Pure and Applied Mathematics Quarterly

Volume 12 (2016)

Number 2

On the complexity of isometric immersions of hyperbolic spaces in any codimension

Pages: 243 – 259

DOI: https://dx.doi.org/10.4310/PAMQ.2016.v12.n2.a3

Authors

F. Fontenele (Departamento de Geometria, Universidade Federal Fluminense, Niterói, RJ, Brazil)

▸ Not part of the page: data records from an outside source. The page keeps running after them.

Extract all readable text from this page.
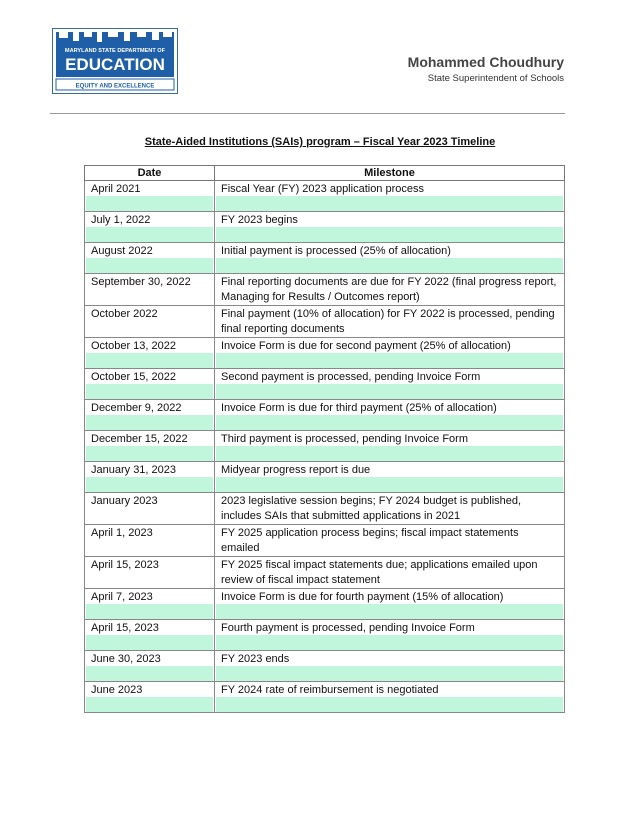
MARYLAND STATE DEPARTMENT OF
EDUCATION
EQUITY AND EXCELLENCE
Mohammed Choudhury
State Superintendent of Schools
State-Aided Institutions (SAIs) program – Fiscal Year 2023 Timeline
Date	Milestone

April 2021	Fiscal Year (FY) 2023 application process

July 1, 2022	FY 2023 begins

August 2022	Initial payment is processed (25% of allocation)

September 30, 2022	Final reporting documents are due for FY 2022 (final progress report, Managing for Results / Outcomes report)

October 2022	Final payment (10% of allocation) for FY 2022 is processed, pending final reporting documents

October 13, 2022	Invoice Form is due for second payment (25% of allocation)

October 15, 2022	Second payment is processed, pending Invoice Form

December 9, 2022	Invoice Form is due for third payment (25% of allocation)

December 15, 2022	Third payment is processed, pending Invoice Form

January 31, 2023	Midyear progress report is due

January 2023	2023 legislative session begins; FY 2024 budget is published, includes SAIs that submitted applications in 2021

April 1, 2023	FY 2025 application process begins; fiscal impact statements emailed

April 15, 2023	FY 2025 fiscal impact statements due; applications emailed upon review of fiscal impact statement

April 7, 2023	Invoice Form is due for fourth payment (15% of allocation)

April 15, 2023	Fourth payment is processed, pending Invoice Form

June 30, 2023	FY 2023 ends

June 2023	FY 2024 rate of reimbursement is negotiated
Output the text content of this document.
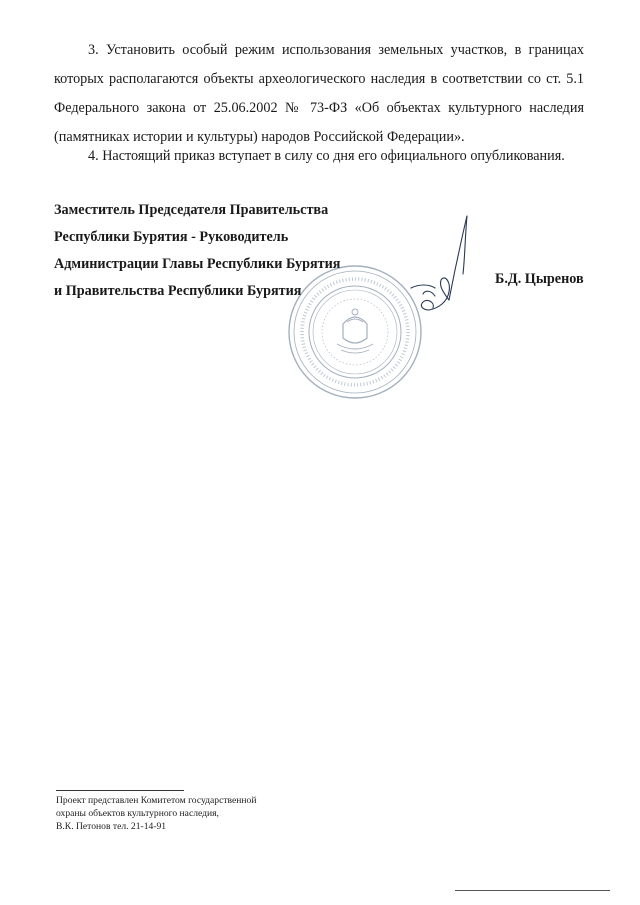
3. Установить особый режим использования земельных участков, в границах которых располагаются объекты археологического наследия в соответствии со ст. 5.1 Федерального закона от 25.06.2002 № 73-ФЗ «Об объектах культурного наследия (памятниках истории и культуры) народов Российской Федерации».

4. Настоящий приказ вступает в силу со дня его официального опубликования.

Заместитель Председателя Правительства
Республики Бурятия - Руководитель
Администрации Главы Республики Бурятия
и Правительства Республики Бурятия
Б.Д. Цыренов
Проект представлен Комитетом государственной
охраны объектов культурного наследия,
В.К. Петонов тел. 21-14-91
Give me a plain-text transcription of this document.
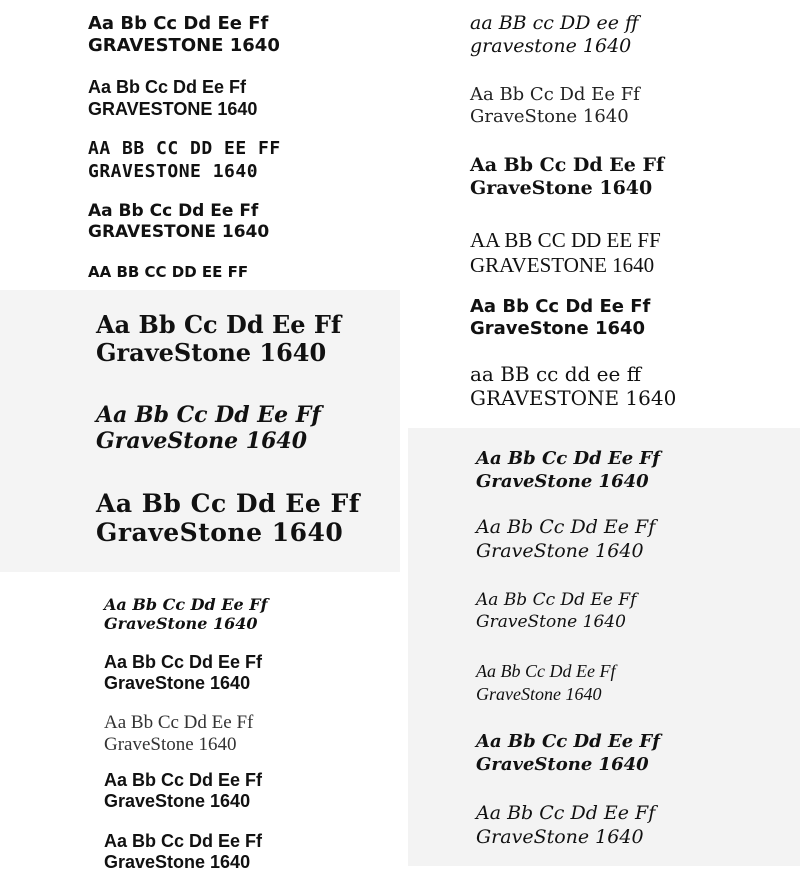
Aa Bb Cc Dd Ee Ff
GRAVESTONE 1640
Aa Bb Cc Dd Ee Ff
GRAVESTONE 1640
AA BB CC DD EE FF
GRAVESTONE 1640
Aa Bb Cc Dd Ee Ff
GRAVESTONE 1640
AA BB CC DD EE FF
Aa Bb Cc Dd Ee Ff
GraveStone 1640
Aa Bb Cc Dd Ee Ff
GraveStone 1640
Aa Bb Cc Dd Ee Ff
GraveStone 1640
Aa Bb Cc Dd Ee Ff
GraveStone 1640
Aa Bb Cc Dd Ee Ff
GraveStone 1640
Aa Bb Cc Dd Ee Ff
GraveStone 1640
Aa Bb Cc Dd Ee Ff
GraveStone 1640
Aa Bb Cc Dd Ee Ff
aa BB cc DD ee ff
gravestone 1640
Aa Bb Cc Dd Ee Ff
GraveStone 1640
Aa Bb Cc Dd Ee Ff
GraveStone 1640
AA BB CC DD EE FF
GRAVESTONE 1640
Aa Bb Cc Dd Ee Ff
GraveStone 1640
aa BB cc dd ee ff
GRAVESTONE 1640
Aa Bb Cc Dd Ee Ff
GraveStone 1640
Aa Bb Cc Dd Ee Ff
GraveStone 1640
Aa Bb Cc Dd Ee Ff
GraveStone 1640
Aa Bb Cc Dd Ee Ff
GraveStone 1640
Aa Bb Cc Dd Ee Ff
GraveStone 1640
Aa Bb Cc Dd Ee Ff
GraveStone 1640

F. Xavier (Department of Mathematics, University of Notre Dame, Indiana, U.S.A.; and Department of Mathematics, Texas Christian University, Fort Worth, Tx., U.S.A.)

Abstract

Although the Nash theorem solves the isometric embedding problem, matters are inherently more involved if one is further seeking an embedding that is well-behaved from the standpoint of submanifold geometry. More generally, consider a Lipschitz map $F : M^m \to \mathbb{R}^n$, where $M^m$ is a Hadamard manifold whose curvature lies between negative constants. The main result of this paper is that F must perform a substantial compression: For every $r \gt 0, \epsilon \gt 0$ and integer $k \geq 2$ there exist $k$ geodesic balls of radius $r$ in $M^m$ that are at least $\epsilon^{-1}$ apart, but whose images under $F$ are $\epsilon$-close in the Hausdorff sense of $\mathbb{R}^n$. In particular, any isometric embedding $\mathbb{H}^m \to \mathbb{R}^n$ of hyperbolic space, proper or not, must have a rather complex asymptotic behavior, no matter how high the codimension $n - m$ is allowed to be.

Keywords

isometric embeddings of hyperbolic spaces, Lipschitz map, Hadamard manifold, Nash theorem

The first author’s work was partially supported by CNPq (Brazil).